Equity markets pushed higher in June despite minor hiccups that slowed down the rally in mid-month. The strong performance at the close of the first half of 2020 came amid growing concerns on geopolitical tensions and worries about rising virus infections in a few key states in the US.

Global shares scored healthy gains of 2.3% as the S&P 500 Index in the US recorded its largest quarterly gain in more than 10 years, albeit following a record sell-off in Q1 and thanks largely to the unprecedented monetary and fiscal packages deployed globally. 

Here at home, the S&P/ASX 300 mirrored the global uptrend and recorded gains of 2.4% for the month. Similarly, the Australian dollar delivered an impressive performance as it climbed 3.5% higher against the US dollar.

In commodity markets, gold prices reached US$1,800 per ounce for the first time since 2011. This move in the price of the yellow metal, which is known as a safe-haven, reflects ongoing concerns among investors.

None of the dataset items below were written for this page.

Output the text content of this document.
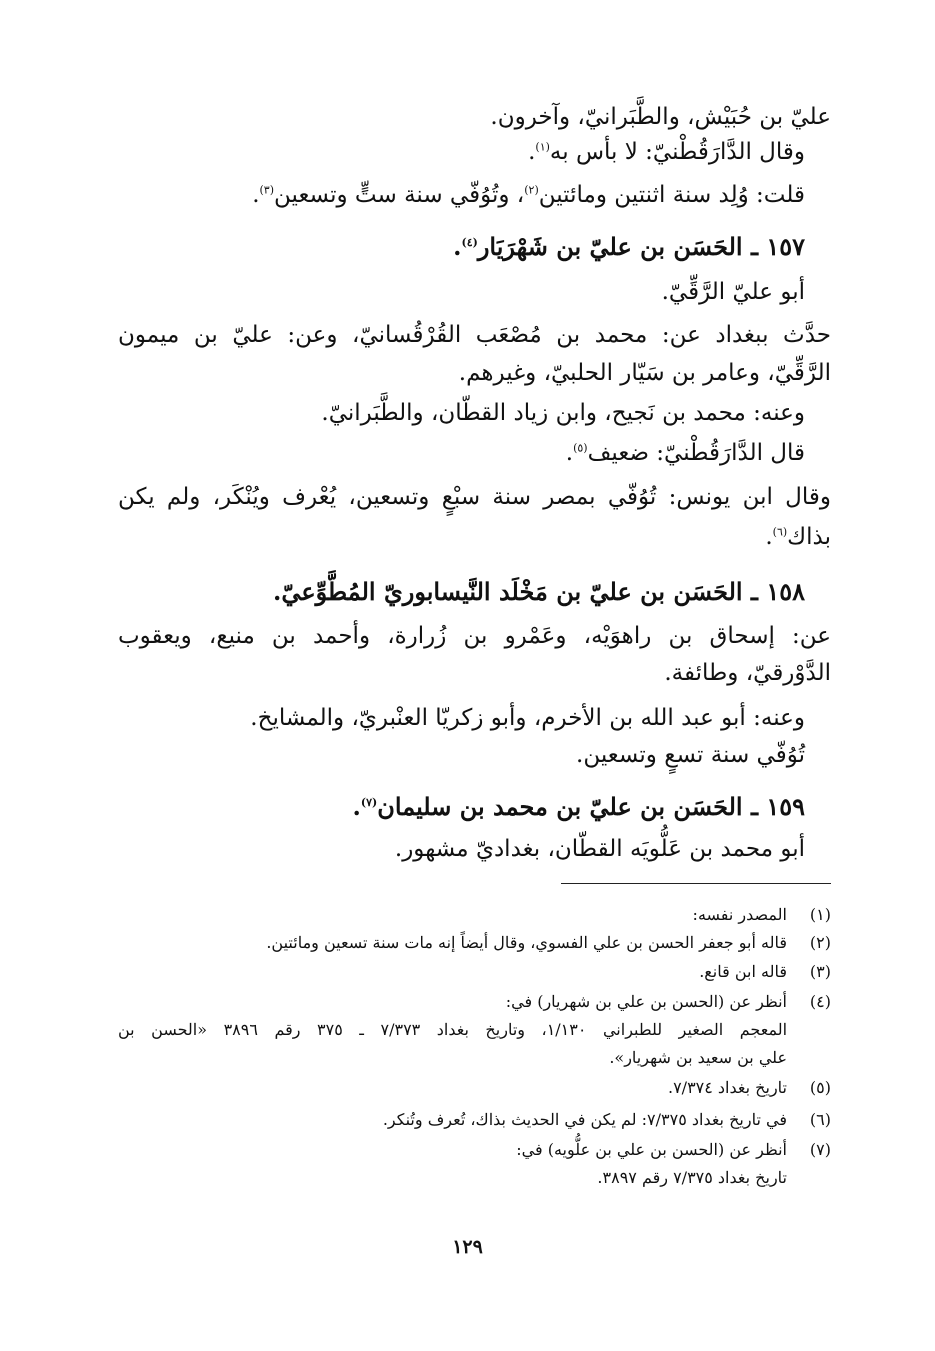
عليّ بن حُبَيْش، والطَّبَرانيّ، وآخرون.
وقال الدَّارَقُطْنيّ: لا بأس به$^{(١)}$.
قلت: وُلِد سنة اثنتين ومائتين$^{(٢)}$، وتُوُفّي سنة ستٍّ وتسعين$^{(٣)}$.
١٥٧ ـ الحَسَن بن عليّ بن شَهْرَيَار$^{(٤)}$.
أبو عليّ الرَّقِّيّ.
حدَّث ببغداد عن: محمد بن مُصْعَب القُرْقُسانيّ، وعن: عليّ بن ميمون
الرَّقِّيّ، وعامر بن سَيّار الحلبيّ، وغيرهم.
وعنه: محمد بن نَجيح، وابن زياد القطّان، والطَّبَرانيّ.
قال الدَّارَقُطْنيّ: ضعيف$^{(٥)}$.
وقال ابن يونس: تُوُفّي بمصر سنة سبْعٍ وتسعين، يُعْرف ويُنْكَر، ولم يكن
بذاك$^{(٦)}$.
١٥٨ ـ الحَسَن بن عليّ بن مَخْلَد النَّيسابوريّ المُطَّوِّعيّ.
عن: إسحاق بن راهوَيْه، وعَمْرو بن زُرارة، وأحمد بن منيع، ويعقوب
الدَّوْرقيّ، وطائفة.
وعنه: أبو عبد الله بن الأخرم، وأبو زكريّا العنْبريّ، والمشايخ.
تُوُفّي سنة تسعٍ وتسعين.
١٥٩ ـ الحَسَن بن عليّ بن محمد بن سليمان$^{(٧)}$.
أبو محمد بن عَلُّويَه القطّان، بغداديّ مشهور.
(١)المصدر نفسه:
(٢)قاله أبو جعفر الحسن بن علي الفسوي، وقال أيضاً إنه مات سنة تسعين ومائتين.
(٣)قاله ابن قانع.
(٤)أنظر عن (الحسن بن علي بن شهريار) في:
المعجم الصغير للطبراني ١/١٣٠، وتاريخ بغداد ٧/٣٧٣ ـ ٣٧٥ رقم ٣٨٩٦ «الحسن بن
علي بن سعيد بن شهريار».
(٥)تاريخ بغداد ٧/٣٧٤.
(٦)في تاريخ بغداد ٧/٣٧٥: لم يكن في الحديث بذاك، تُعرف وتُنكر.
(٧)أنظر عن (الحسن بن علي بن علُّويه) في:
تاريخ بغداد ٧/٣٧٥ رقم ٣٨٩٧.
١٢٩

The fixed income market continued to make gains. Australian fixed income rose 0.3% following the lead of global fixed income markets at 0.5% (hedged) for the month.

Globally, central banks – from the US Federal Reserve to the Bank of England (BOE) – have indicated their continuing support for economic recovery. This means fiscal stimulus and bond buying programs should continue for longer.

As we close the first half of 2020 and enter the second half, we are starting to see improving economic data, including improving retail spending across the US and UK, which could boost investor sentiment. Year-on-year numbers are still below their peak, however the velocity and depth of the bounce back to date, appears positive.